When the Cuban people, under the leadership of Fidel Castro and the July 26th Movement, overthrew the U.S.-backed Batista dictatorship in 1959, it heralded a new day. Within a few years, the revolution began a major literacy program, overcame massive unemployment and inaugurated the most far-reaching healthcare plan in Latin America.
This generated an obsessive desire by then-President Eisenhower's administration and all those that have followed to destroy this revolutionary process. Forty-five years of economic blockade, endless terrorist actions generated by the CIA, as well as outright invasion (Bay of Pigs, 1961) have been methods used by the U.S. government to subvert and destroy the Cuban Revolution.
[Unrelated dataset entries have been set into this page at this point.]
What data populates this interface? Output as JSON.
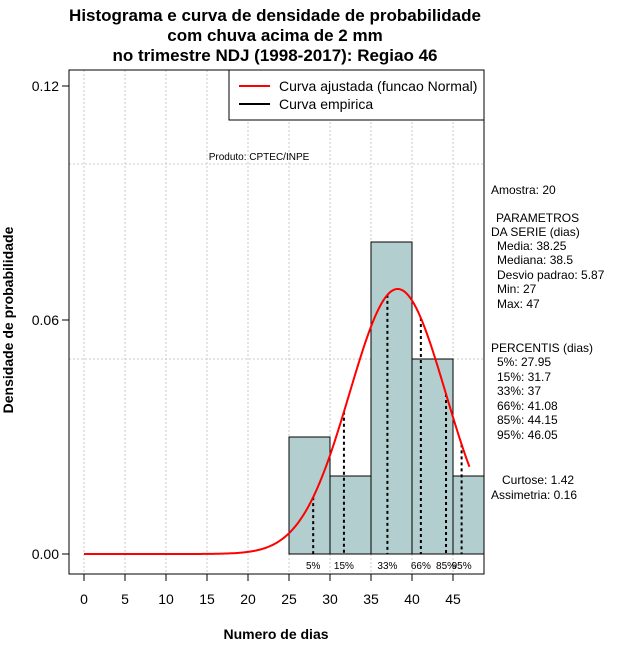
{
  "chart_data": {
    "type": "bar",
    "title_lines": [
      "Histograma e curva de densidade de probabilidade",
      "com chuva acima de 2 mm",
      "no trimestre NDJ (1998-2017): Regiao 46"
    ],
    "xlabel": "Numero de dias",
    "ylabel": "Densidade de probabilidade",
    "xlim": [
      -3.5,
      48.7
    ],
    "ylim": [
      -0.005,
      0.124
    ],
    "x_ticks": [
      0,
      5,
      10,
      15,
      20,
      25,
      30,
      35,
      40,
      45
    ],
    "y_ticks": [
      0.0,
      0.06,
      0.12
    ],
    "y_tick_labels": [
      "0.00",
      "0.06",
      "0.12"
    ],
    "grid_x": [
      0,
      5,
      10,
      15,
      20,
      25,
      30,
      35,
      40,
      45
    ],
    "grid_y": [
      0.1,
      0.05
    ],
    "bar_color": "#b3cece",
    "bins": [
      {
        "from": 25,
        "to": 30,
        "density": 0.03
      },
      {
        "from": 30,
        "to": 35,
        "density": 0.02
      },
      {
        "from": 35,
        "to": 40,
        "density": 0.08
      },
      {
        "from": 40,
        "to": 45,
        "density": 0.05
      },
      {
        "from": 45,
        "to": 49,
        "density": 0.02
      }
    ],
    "normal_curve": {
      "name": "Curva ajustada (funcao Normal)",
      "color": "#ff0000",
      "mean": 38.25,
      "sd": 5.87,
      "x_from": 0,
      "x_to": 47
    },
    "empirical_curve": {
      "name": "Curva empirica",
      "color": "#000000"
    },
    "percentiles": [
      {
        "label": "5%",
        "value": 27.95
      },
      {
        "label": "15%",
        "value": 31.7
      },
      {
        "label": "33%",
        "value": 37
      },
      {
        "label": "66%",
        "value": 41.08
      },
      {
        "label": "85%",
        "value": 44.15
      },
      {
        "label": "95%",
        "value": 46.05
      }
    ],
    "annotation": "Produto: CPTEC/INPE"
  },
  "stats_lines": [
    "Amostra: 20",
    "PARAMETROS",
    "DA SERIE (dias)",
    "Media: 38.25",
    "Mediana: 38.5",
    "Desvio padrao: 5.87",
    "Min: 27",
    "Max: 47",
    "PERCENTIS (dias)",
    "5%: 27.95",
    "15%: 31.7",
    "33%: 37",
    "66%: 41.08",
    "85%: 44.15",
    "95%: 46.05",
    "Curtose: 1.42",
    "Assimetria: 0.16"
  ]
}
Yet this revolution remains strong and is a source of inspiration for people throughout the hemisphere. When the people of South Africa, Haiti, Nicaragua and elsewhere called, Cuba answered with the support of its healthcare and educational services and with volunteers who participated in the military struggle against the South African apartheid regime's aggression against Angola and people throughout southern Africa.
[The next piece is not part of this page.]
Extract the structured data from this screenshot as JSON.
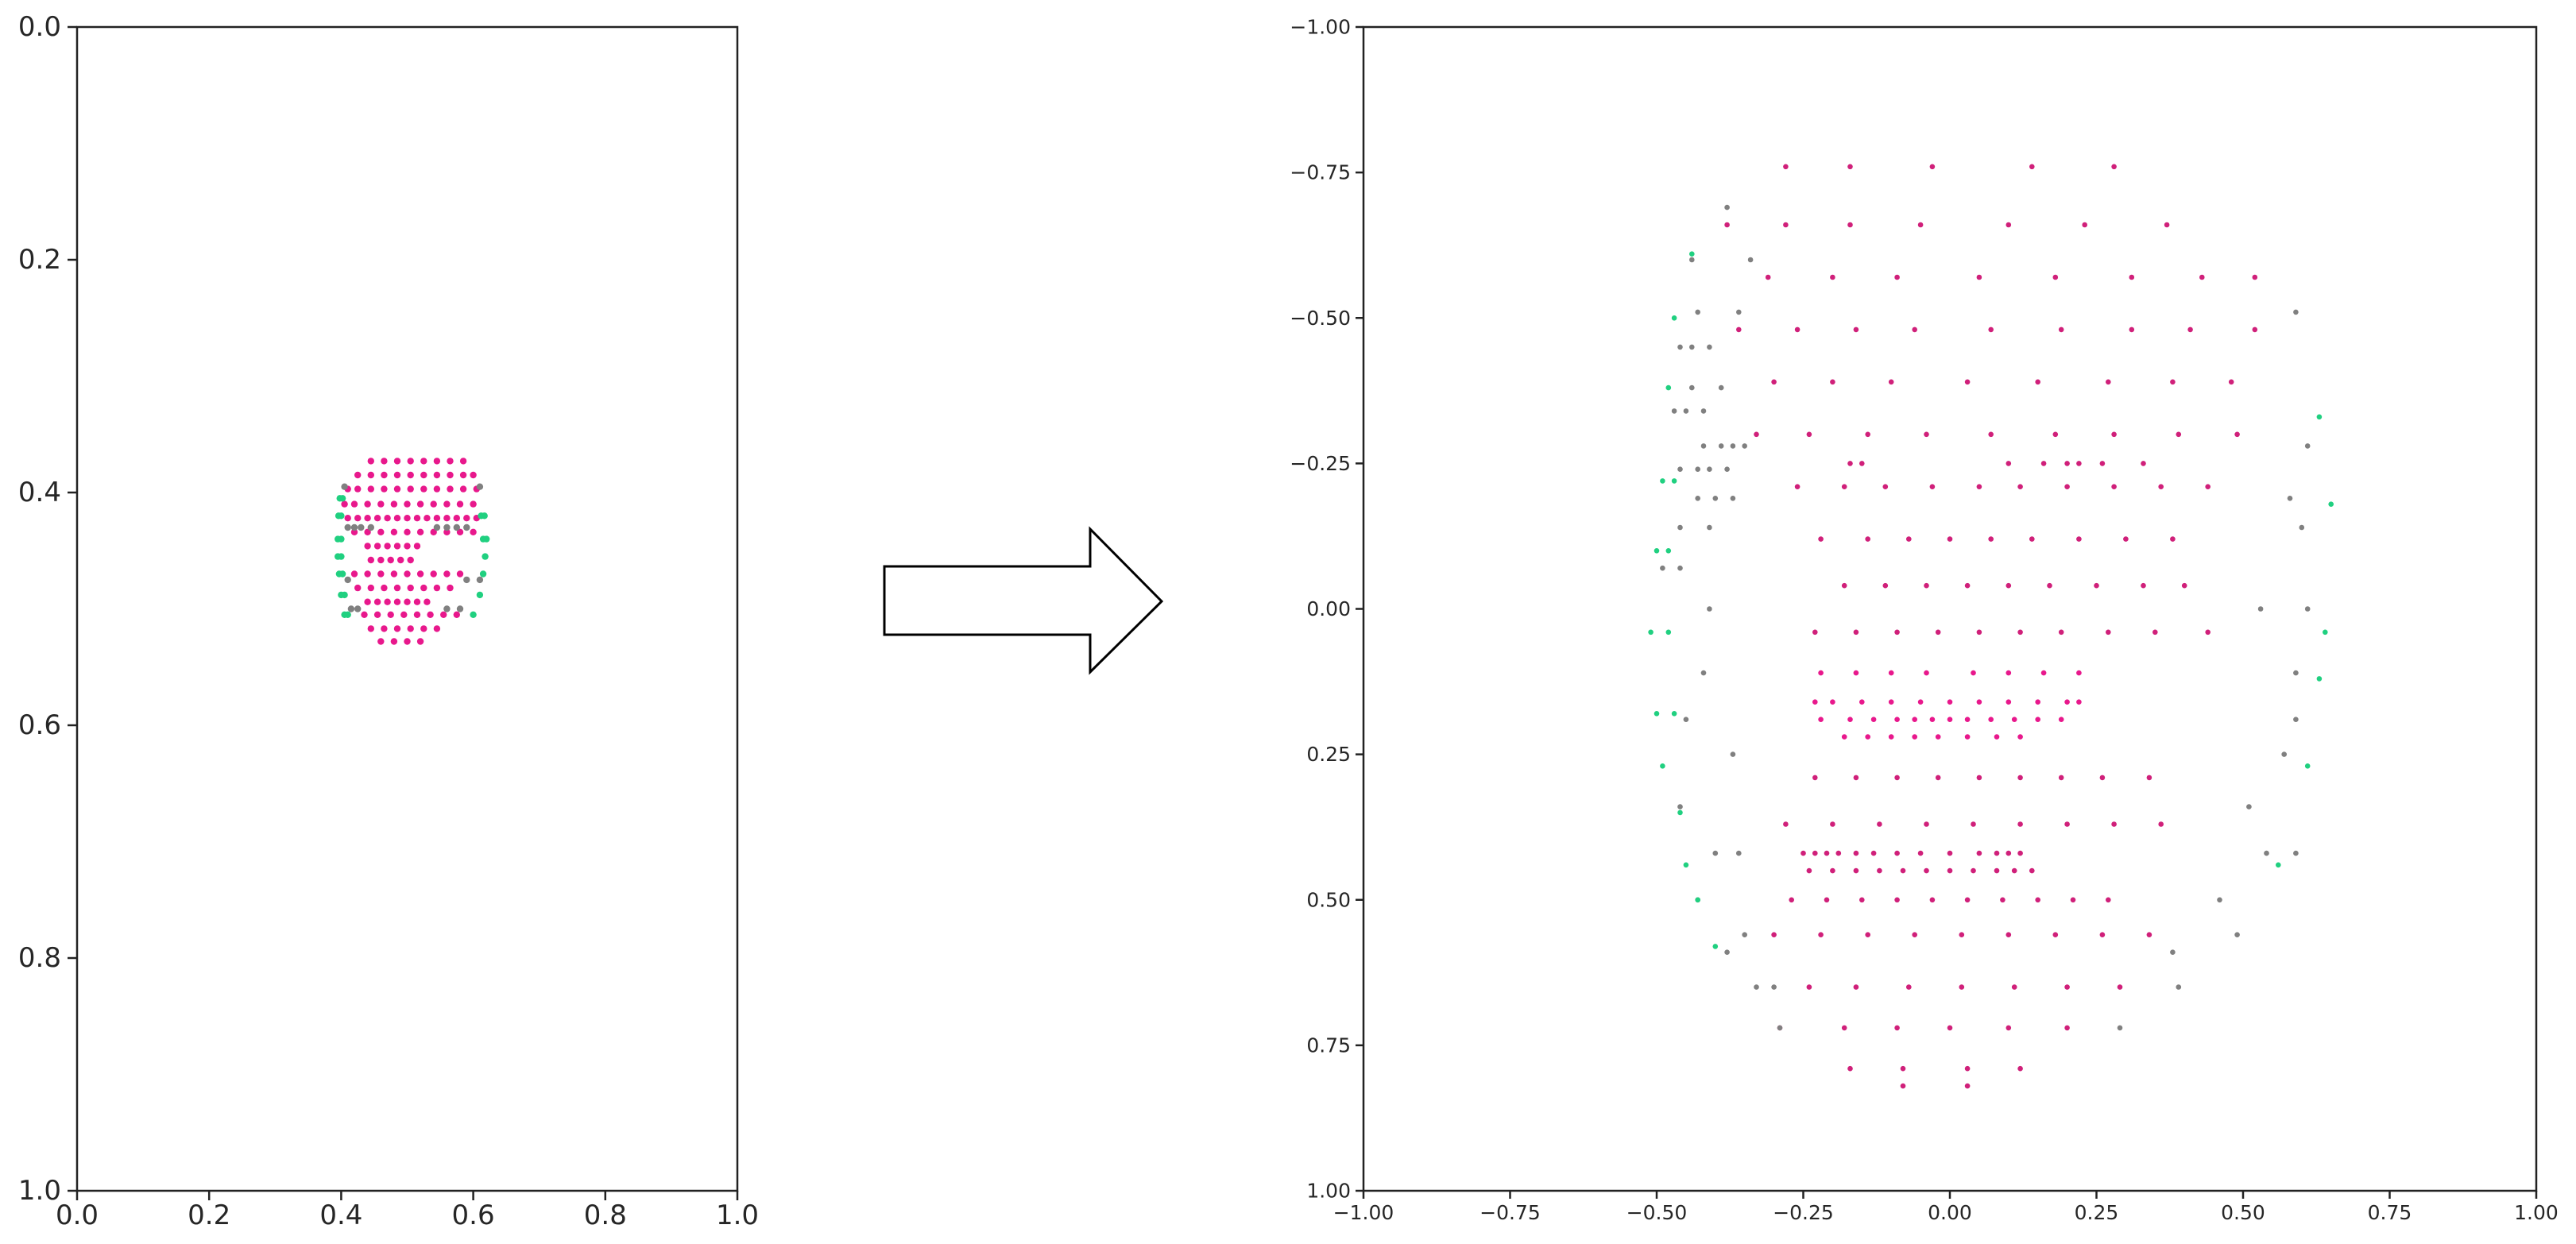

The Bush administration has engaged in a dramatic escalation of covert destabilization tactics against Cuba. This includes encouraging hijackings and other terrorist acts, imposing harsh new restrictions on travel and issuing a new order giving the government more power to stop ships leaving the U.S. for Cuba. The Bush Administration openly talks about "regime change" in Cuba.
The A.N.S.W.E.R. Coalition believes that the U.S. anti-war movement must take these threats very seriously.